The talk will take place on April 14th, 2016 at 1 PM in Meeting Room 211, CEITEC MU (building A35) at Bohunice Campus, Kamenice 5, Brno. Event is organized in cooperation with BeSoN CEITEC MU.
Facebook event can be found here.
Attendance is free.
Annotation
The “stream of consciousness” we experience is an internal and purely subjective phenomenon. For this reason, we can only infer that others have conscious experience based on their overt behaviour. Particularly, the ability to process stimuli from the environment (connectedness) and to respond in a meaningful and goal-directed way (responsiveness) are considered indicative of covert awareness. Yet, a growing body of evidence suggests that subjective awareness, connectedness, and responsiveness can, in principle, be dissociated. Firstly, although we are unresponsive and disconnected form the external environment during REM sleep, we often experience vivid dreams, which are phenomenally similar to waking consciousness. Secondly, rich hallucinations are also reported after recovery from ketamine-induced unresponsiveness. Thirdly, apparently a significant group of patients considered to be in a vegetative state due to persistent behavioural unresponsiveness, might actually remain conscious.

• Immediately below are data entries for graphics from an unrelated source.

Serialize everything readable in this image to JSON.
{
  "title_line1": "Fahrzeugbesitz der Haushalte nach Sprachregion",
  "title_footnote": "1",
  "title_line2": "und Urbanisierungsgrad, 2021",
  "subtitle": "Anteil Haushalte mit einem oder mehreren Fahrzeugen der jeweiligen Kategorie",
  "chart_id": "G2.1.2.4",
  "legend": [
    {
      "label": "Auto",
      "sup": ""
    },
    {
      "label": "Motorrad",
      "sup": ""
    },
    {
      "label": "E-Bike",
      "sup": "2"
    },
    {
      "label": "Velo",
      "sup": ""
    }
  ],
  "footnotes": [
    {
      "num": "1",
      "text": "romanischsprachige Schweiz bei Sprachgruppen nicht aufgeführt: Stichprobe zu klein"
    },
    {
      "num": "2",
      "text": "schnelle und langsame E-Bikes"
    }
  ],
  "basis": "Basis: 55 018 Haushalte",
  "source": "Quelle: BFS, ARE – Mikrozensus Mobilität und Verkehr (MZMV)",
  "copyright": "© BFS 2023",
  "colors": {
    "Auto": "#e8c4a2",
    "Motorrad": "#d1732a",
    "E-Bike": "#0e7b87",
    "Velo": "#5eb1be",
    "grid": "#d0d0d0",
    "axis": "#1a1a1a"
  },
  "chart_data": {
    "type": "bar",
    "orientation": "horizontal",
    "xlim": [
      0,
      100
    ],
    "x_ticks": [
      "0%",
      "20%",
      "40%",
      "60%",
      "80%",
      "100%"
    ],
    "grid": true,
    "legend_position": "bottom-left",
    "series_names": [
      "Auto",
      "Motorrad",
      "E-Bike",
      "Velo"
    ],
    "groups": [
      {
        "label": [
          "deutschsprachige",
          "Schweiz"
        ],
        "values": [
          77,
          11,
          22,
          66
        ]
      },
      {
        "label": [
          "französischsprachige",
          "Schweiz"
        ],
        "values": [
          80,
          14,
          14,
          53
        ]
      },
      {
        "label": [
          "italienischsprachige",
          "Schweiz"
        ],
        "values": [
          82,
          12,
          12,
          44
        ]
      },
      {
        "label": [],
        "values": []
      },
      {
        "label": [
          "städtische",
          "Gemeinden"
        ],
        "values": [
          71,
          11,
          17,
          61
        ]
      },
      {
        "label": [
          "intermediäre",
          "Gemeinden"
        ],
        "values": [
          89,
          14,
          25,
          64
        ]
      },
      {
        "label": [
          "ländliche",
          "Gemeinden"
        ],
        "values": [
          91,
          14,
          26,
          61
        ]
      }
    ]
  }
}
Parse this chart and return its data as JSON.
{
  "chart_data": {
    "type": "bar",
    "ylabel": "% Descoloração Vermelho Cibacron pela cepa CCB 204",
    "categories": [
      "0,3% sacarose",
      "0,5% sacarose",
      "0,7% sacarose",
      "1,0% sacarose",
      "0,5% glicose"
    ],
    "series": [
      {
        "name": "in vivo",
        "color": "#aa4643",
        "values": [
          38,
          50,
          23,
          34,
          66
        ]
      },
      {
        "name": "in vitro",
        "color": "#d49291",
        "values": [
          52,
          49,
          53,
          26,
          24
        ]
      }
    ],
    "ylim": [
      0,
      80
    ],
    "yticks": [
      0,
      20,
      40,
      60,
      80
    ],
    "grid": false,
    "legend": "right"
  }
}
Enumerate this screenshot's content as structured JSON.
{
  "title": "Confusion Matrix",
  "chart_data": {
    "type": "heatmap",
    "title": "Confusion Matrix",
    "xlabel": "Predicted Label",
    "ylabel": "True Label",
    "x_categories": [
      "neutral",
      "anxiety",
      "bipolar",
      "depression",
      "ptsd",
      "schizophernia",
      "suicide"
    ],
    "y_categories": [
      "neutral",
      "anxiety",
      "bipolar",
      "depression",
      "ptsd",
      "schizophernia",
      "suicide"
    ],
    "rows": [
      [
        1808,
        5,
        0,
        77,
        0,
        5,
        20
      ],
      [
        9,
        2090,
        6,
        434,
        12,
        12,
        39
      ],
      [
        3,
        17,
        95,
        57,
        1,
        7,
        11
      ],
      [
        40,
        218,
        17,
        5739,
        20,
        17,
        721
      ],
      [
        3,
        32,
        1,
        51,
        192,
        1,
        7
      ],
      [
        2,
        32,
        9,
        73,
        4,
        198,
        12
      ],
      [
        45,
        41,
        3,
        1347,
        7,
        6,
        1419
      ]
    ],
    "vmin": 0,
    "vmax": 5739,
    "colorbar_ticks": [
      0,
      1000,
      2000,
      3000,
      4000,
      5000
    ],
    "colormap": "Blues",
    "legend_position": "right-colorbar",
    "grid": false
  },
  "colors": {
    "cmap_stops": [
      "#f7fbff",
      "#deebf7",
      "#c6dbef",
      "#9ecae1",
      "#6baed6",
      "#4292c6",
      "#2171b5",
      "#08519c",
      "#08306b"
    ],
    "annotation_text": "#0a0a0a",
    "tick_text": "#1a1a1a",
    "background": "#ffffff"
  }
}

In my presentation I will discuss the dissociation between inner awareness, connectedness, and responsiveness in the context of neuroimaging studies seeking neuronal correlates of consciousness. Further, I will present a study conducted to investigate brain spontaneous functional connectivity as a mechanism of subjective inner awareness. We used two independent data sets and analysed brain activity in a range of states, including responsive and conscious (wakeful rest), unresponsive but conscious (ketamine sedation, REM sleep), and unresponsive and unconscious (propofol sedation, NREM sleep). First, electrocorticography (ECoG) data from an anesthesia study performed on macaque monkeys, where various anaesthetics were used across experimental sessions (ketamine, medetomidine, and propofol). Second, local filed potentials acquired from 10 epilepsy patients implanted with depths electrodes, from whom brain activity was recorded during wakefulness, REM, and N-REM sleep. We observed hyper-correlated brain activity (i.e. more correlations and less anti-correlations) during propofol-induced loss of consciousness, but not during wakefulness and ketamine sedation. In the sleep experiment hyper-correlated brain activity was revealed during slow-wave sleep, but not during REM sleep and wakefulness. Thus, the subjective “stream of consciousness” is maintained when brain activations are relatively independent from each other, but when brain signals become hyper-correlated the inner awareness is lost.